In recent years, Endocrinology has extended its portfolio of Experimental Medicine and Pharmacology projects through the strategic recruitment of Professor Leo Dunkel, and Drs Li Chan, Marika Charalambous, Carles Gaston-Massuet and Leo Guasti. One of the new initiatives, led by Professors Dunkel and Tinker, centres on using patient-specific inducible pluripotent stem cells to generate human models of endocrine and cardiovascular disease traits, and thus, of cell systems for carrying out functional analyses and pharmacological testing.
Another initiative, emerging from our successes in understanding the development and maintenance of individual adrenal zones (see panel A, King and Guasti), is focused on developing the conditions for directly re-programming human patient cells into an adrenocortical phenotype. Understanding of adrenal phenotypes is also being pursued through the use of specialised cell and biochemical based assays and the study of unique patient material (Drake, King, Metherell, Storr).
The unique aspects of our pituitary portfolio include the development of murine and fly models of adamantinomatous craniopharyngioma (panel B, Gaston-Massuet) and familial isolated pituitary adenoma (panel C, Korbonits), as well as of in vivo models for probing the regulation of signaling pathways that run amok in hypothalamic-pituitary tumorigenesis and the contribution of imprinting in regulating post-natal organ growth and development (Charalambous) and thus, potentially later-life effects on metabolic health.

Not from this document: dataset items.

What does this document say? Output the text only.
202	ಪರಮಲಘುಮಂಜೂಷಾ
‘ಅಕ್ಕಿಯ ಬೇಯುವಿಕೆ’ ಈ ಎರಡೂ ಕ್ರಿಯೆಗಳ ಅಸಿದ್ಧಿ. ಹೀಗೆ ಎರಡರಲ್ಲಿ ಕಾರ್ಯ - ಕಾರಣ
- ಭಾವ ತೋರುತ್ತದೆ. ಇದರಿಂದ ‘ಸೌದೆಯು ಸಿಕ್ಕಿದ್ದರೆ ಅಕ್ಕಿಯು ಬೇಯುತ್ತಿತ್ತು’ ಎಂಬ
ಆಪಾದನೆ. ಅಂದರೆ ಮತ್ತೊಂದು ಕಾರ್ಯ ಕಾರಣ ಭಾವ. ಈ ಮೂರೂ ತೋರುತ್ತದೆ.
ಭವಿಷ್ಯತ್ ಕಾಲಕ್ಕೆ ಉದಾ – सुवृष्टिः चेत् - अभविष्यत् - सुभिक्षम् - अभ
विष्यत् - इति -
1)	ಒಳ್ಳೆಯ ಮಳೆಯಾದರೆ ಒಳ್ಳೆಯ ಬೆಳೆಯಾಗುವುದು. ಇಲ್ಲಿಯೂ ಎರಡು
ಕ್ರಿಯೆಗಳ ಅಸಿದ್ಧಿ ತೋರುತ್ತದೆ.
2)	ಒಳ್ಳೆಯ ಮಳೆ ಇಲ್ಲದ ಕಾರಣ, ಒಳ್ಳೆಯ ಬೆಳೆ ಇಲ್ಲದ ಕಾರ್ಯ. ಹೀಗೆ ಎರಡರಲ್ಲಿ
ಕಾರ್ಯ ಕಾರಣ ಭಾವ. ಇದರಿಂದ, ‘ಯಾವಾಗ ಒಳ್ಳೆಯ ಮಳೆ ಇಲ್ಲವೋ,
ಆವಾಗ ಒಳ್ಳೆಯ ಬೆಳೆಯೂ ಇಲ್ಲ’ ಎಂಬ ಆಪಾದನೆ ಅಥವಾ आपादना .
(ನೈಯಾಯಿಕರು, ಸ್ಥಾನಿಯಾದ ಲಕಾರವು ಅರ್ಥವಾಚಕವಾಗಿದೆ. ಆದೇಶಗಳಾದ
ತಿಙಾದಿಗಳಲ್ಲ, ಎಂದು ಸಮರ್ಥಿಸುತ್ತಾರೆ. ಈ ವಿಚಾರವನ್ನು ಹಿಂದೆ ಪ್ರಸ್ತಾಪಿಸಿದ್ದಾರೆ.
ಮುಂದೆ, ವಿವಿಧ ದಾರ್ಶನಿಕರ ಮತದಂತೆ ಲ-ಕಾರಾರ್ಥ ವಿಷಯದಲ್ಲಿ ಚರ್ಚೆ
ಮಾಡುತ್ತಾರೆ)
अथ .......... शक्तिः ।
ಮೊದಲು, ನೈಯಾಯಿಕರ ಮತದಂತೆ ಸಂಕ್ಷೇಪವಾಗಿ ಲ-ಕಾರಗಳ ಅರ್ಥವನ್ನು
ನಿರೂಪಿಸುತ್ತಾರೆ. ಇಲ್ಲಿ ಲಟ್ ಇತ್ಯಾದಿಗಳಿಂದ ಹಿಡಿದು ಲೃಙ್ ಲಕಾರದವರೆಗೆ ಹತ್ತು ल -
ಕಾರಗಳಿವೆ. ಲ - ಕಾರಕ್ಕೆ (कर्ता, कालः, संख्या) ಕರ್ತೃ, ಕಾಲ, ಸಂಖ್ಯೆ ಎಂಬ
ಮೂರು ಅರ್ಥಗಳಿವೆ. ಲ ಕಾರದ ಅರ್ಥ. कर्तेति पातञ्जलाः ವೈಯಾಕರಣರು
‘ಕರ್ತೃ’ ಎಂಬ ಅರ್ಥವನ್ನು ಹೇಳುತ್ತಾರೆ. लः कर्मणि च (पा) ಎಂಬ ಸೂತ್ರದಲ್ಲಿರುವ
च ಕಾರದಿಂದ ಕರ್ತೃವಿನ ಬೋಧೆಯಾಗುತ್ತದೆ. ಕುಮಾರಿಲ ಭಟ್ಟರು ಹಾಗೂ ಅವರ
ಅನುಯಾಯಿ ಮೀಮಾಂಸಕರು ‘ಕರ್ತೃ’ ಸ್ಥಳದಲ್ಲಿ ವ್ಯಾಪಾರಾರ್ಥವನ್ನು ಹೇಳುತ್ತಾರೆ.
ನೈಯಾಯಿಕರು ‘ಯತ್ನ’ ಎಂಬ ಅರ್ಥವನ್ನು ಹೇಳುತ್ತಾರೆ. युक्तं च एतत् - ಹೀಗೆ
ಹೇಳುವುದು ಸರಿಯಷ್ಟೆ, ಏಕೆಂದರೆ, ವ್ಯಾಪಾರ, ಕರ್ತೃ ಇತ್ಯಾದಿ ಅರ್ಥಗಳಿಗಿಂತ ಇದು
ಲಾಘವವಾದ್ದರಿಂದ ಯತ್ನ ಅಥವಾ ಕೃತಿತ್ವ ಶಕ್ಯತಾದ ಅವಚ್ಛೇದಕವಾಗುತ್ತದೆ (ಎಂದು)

Our metabolic studies are also supported by a focus on the contribution of the cellular energy sensor AMP-dependent protein kinase (AMPK) to the regulation of various appetite and metabolic hormones and compounds (Korbonits); the physiological functions of the obesity-associated melanocortin 2 receptor accessory protein 2 (Chan); and the contribution of organelle cell stress (panel D, Chapple) to lipid diseases (Shoulders) and adrenal failure (Metherell, Storr).